A vector of vectors makes most sense when the data is fairly dense, both dimensions vary (can't be predicted at initial allocation time) and the dimensions are "ragged" meaning the second dimension is not consistent across the first dimension.

As johnsfine said, a vector of vectors is good for dense data and ragged dimensions. For strictly rectangular dimensions, there's Boost MultiArray.

Quote:

In C++, it is better practice to use an STL container.

This is why I have been looking at containers as opposed to an array.

Quote:

...and furthermore I know vectors can be made 2D, but is this good prog. practice?, or is there a better way to represent multi-dimensional data?

It all depends on the nature of the multi-dimensional data.

1.The maximum indexes will not be changing (x and y will always between 0 and n), and will not be "ragged"(it will be rectangular)
2.Many of the values in each specific index will be uninitialized or unimportant.
3.Values will be quickly changing(initialized, uninitialized, changing values), and will be scattered throughout.
4.The "important" data would start out small, and gradually increase over time.

Quote:

From what I gather, a map container looks like it may work better than a vector

What makes you think so?

#2 is the reason I though a map might work well

Quote:

If the 40 by 80 were much bigger and the use were sparse, then a map might be better. Otherwise, a map adds needless complexity and overhead.

How big would a database be for a map to come into play?

If this databank was very large, seems there would be a point where the "important" data would be better represented be a different container. A memory vs. speed.

for example: data starts out small and sparse across the array, but as time goes by, the data size increases (but is still sparse)...while it is small, a map would work well enough, but as it gets larger a vector would be quicker) Is this correct? and how would I know where this line would be drawn?

Quote:

Originally Posted by vendtagain (Post 3801626)

2.Many of the values in each specific index will be uninitialized or unimportant.

So it is sparse, but how sparse? Your data type is char, so it needs to be very sparse for a sparse storage method to be useful. If 5% were used and 95% were uninitialized, that still wouldn't be spares enough for std::map to be effective.

If it is much sparser than that, the choice of map vs. dense storage might be an interesting time/space tradeoff. But at 5% filled or more there isn't even a time/space tradeoff; a map is just worse.

Quote:

3.Values will be quickly changing(initialized, uninitialized, changing values), and will be scattered throughout.

If they change from used to unused and if that change must be reflected in the storage to keep it sparse, then that fact adds to the time overhead of a map.

Quote:

4.The "important" data would start out small, and gradually increase over time.

Usually it is best to design the storage based on the heavier load, so answer the "how sparse it is" question at near max usage, not at the beginning.

Quote:

How big would a database be for a map to come into play?

For char's I wouldn't even think about a map unless there were tens of millions (or more) positions and less than 2% were filled.

If you know the size at compile time, a C array is simplest and best.

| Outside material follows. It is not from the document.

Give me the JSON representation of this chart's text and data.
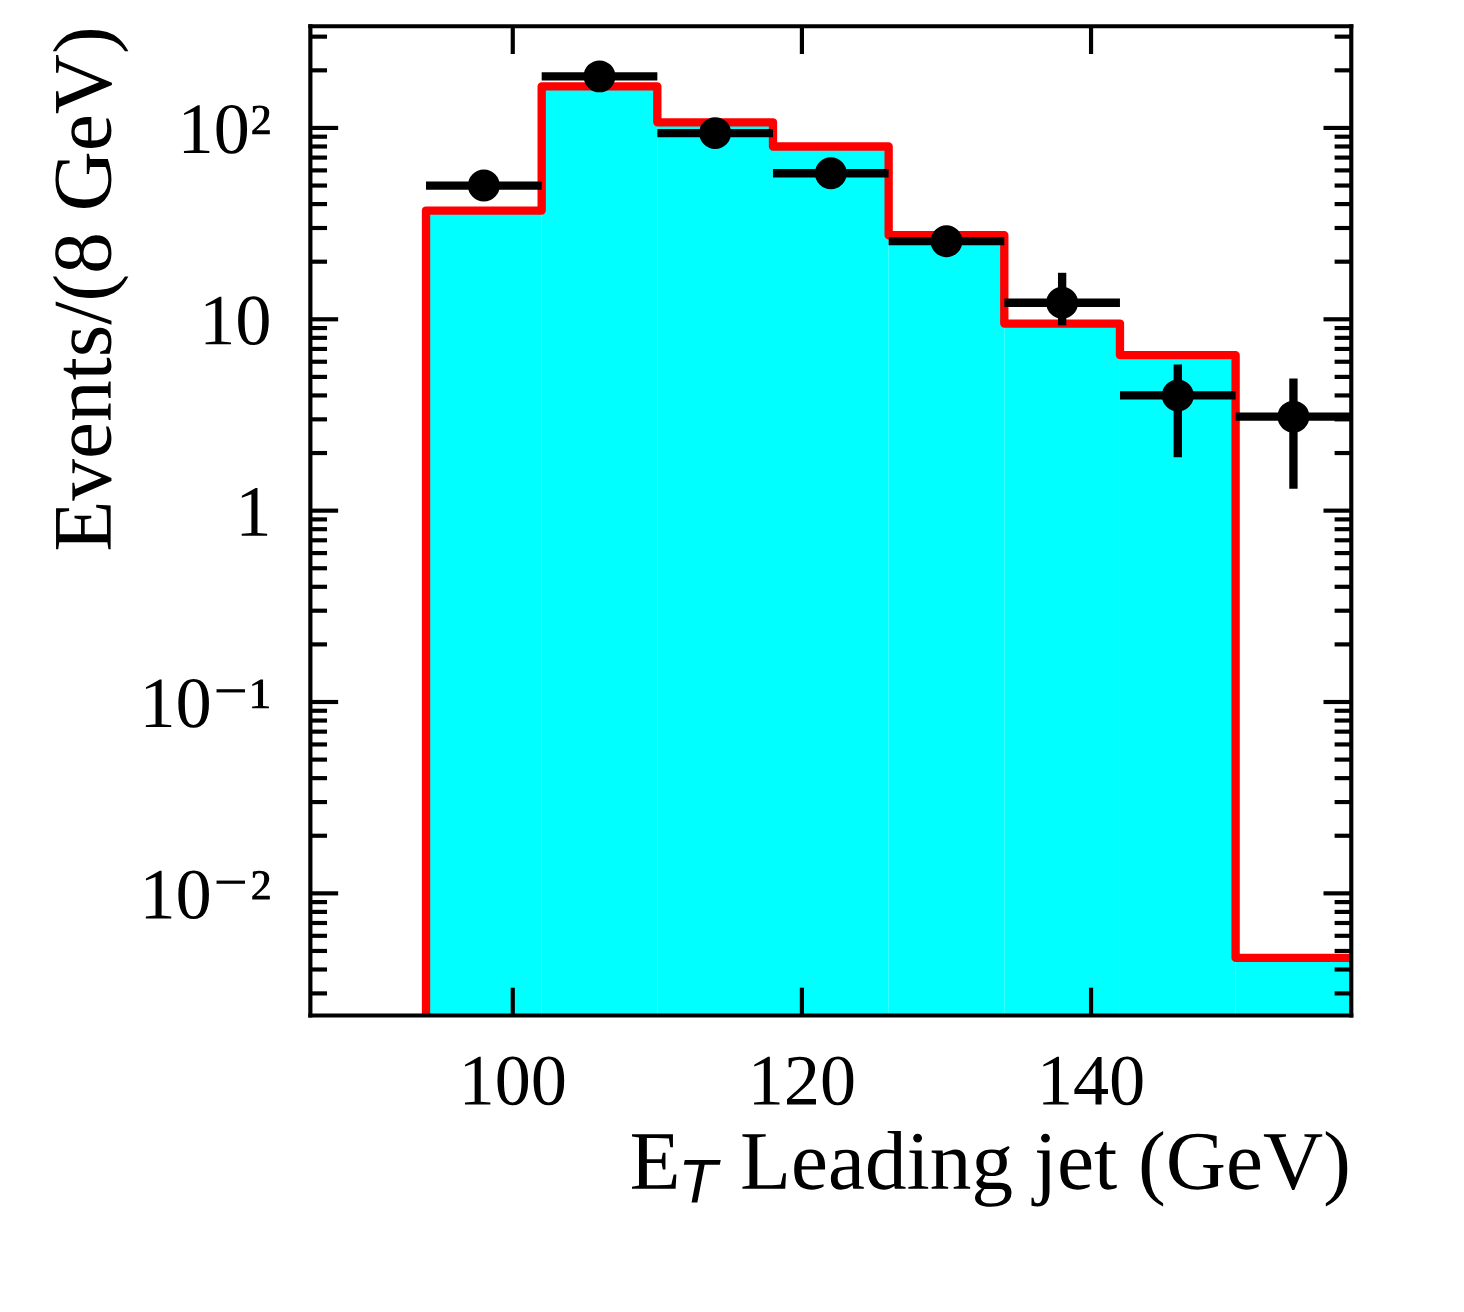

If you know the size at allocation time, a C array has some performance advantage over a vector, but maybe not enough to care about.

If you find out the size later, a vector is a lot simpler than a C array.

Quote:

Originally Posted by neonsignal (Post 3801308)

In C++, it is better practice to use an STL container.

It is better practice to use the right structure for each problem.

Many people I work with routinely use STL containers whenever they work, without thought to whether the use is appropriate. That often causes performance problems and sometimes even makes the code less readable.

One co worker asked me for performance tuning help on some problem code. I immediately noticed a vector of vectors of vectors, but only one of the three dimensions was unknown at compile time. Fixing just that detail fixed the performance problem, but it also reduced the number of lines of code and the length of many lines, making it possible to really see what the code did.